Wspomniałeś o trenerze Tułaczu. Jak byś go porównał z Bogdanem Zającem, który stał za Twoim przyjściem do Jagiellonii?
Obaj trenerzy kochają to, co robią. Widać u nich duże poświęcenie. Po meczach, szczególnie przegranych, dało się zauważyć, jak bardzo im zależało, żeby uniknąć tych strat punktów. Jak się widzi, że trener poświęca się w stu procentach, to całemu zespołowi zaczyna zależeć.
Czy trener Zając faktycznie jest analityczną i przesądną kopią Adama Nawałki?
Mogę jedynie powiedzieć, że do tego momentu jest to najlepszy trener, jakiego miałem. Wielki profesjonalista, trenowanie u niego było przyjemnością. Bardzo dużo się u niego nauczyłem. To nie jest tak, że po połowie roku w Jagiellonii wyjeżdżałem z niczym.
Bogdan Zając zwolniony! Nauka na żywym organizmie zakończona niepowodzeniem
Czyli kiedy Jagiellonia wystawiła Cię na listę transferową, to nie czułeś w sobie zwątpienia?
Nie czułem zwątpienia. Jestem osobą, która raczej się nie załamuje. Rzadko mi się przytrafiały takie momenty. Poza tym już wcześniej wiedziałem, że Jagiellonia nie wiąże ze mną przyszłości. Wtedy poczyniłem kolejne kroki.

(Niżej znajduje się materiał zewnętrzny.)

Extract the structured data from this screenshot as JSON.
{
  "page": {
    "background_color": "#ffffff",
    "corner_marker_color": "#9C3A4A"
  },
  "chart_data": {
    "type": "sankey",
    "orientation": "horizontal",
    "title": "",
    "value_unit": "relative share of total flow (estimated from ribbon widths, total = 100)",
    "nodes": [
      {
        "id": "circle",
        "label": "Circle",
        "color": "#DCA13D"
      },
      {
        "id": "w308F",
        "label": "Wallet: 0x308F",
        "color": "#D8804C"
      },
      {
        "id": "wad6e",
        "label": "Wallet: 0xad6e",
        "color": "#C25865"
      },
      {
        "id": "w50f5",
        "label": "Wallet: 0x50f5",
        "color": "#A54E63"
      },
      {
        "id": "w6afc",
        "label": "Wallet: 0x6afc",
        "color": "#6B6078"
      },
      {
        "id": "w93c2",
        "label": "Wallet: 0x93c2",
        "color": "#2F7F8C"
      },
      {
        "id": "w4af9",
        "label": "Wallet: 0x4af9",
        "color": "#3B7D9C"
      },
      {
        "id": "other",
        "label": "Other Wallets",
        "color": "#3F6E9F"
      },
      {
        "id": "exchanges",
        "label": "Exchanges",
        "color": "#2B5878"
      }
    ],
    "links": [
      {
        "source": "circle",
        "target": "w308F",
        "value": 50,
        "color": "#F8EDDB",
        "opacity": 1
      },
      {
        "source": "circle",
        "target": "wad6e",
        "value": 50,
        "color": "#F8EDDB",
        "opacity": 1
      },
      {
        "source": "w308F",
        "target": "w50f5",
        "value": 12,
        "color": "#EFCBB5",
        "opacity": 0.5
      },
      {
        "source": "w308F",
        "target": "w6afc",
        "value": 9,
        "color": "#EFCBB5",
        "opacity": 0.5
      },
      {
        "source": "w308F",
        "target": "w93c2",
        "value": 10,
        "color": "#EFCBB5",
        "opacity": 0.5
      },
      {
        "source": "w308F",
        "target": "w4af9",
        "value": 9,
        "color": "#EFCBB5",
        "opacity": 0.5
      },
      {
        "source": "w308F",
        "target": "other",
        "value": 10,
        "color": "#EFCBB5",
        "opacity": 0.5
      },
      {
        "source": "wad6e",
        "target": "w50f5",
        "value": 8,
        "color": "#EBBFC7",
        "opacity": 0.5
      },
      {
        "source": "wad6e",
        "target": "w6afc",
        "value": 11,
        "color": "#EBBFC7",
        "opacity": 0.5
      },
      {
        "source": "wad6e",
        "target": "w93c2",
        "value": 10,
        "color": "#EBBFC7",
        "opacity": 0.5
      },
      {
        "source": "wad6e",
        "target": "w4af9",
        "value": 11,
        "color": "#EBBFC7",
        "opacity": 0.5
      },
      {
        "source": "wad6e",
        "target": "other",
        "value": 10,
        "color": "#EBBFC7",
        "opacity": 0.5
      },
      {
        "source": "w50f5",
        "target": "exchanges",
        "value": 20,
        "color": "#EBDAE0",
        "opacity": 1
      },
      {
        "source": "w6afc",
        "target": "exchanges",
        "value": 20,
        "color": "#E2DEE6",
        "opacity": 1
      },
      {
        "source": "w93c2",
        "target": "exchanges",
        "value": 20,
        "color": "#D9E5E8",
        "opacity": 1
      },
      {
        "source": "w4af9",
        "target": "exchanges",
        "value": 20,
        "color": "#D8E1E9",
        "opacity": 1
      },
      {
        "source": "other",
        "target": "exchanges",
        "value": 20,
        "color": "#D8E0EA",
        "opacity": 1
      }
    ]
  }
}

Czy uważasz Jagiellonię za dobre miejsce dla młodego, rozwijającego się zawodnika? Gra tam cała masa młodych piłkarzy, jednak, jak pewnie wiesz, większości z nich różnie się powodzi.
Myślę, że to jest bardzo dobre miejsce do rozwoju. Jest tam wszystko: siłownia, boiska treningowe, właśnie ten pogląd na młodych zawodników, że się zawsze z nimi zostaje. Kiedy tam byłem, to razem z trenerem Tkoczem często zostawaliśmy po treningach. Robiliśmy zakłady z bramkarzami, treningi wrzutek i inne ćwiczenia. Była tego cała masa. Na pewno to jest bardzo dobry kierunek. Ostatnio oglądałem fajny mecz ligowy moich byłych drużyn – Jagiellonii i Stali. Wystąpił tam Oliwier Wojciechowski z rocznika 2005. Z kolei Miłosz Matysik strzelił bramkę – rocznik 2004. Na pewno w Białymstoku stawia się na młodych zawodników, a oni odpłacają za zaufanie.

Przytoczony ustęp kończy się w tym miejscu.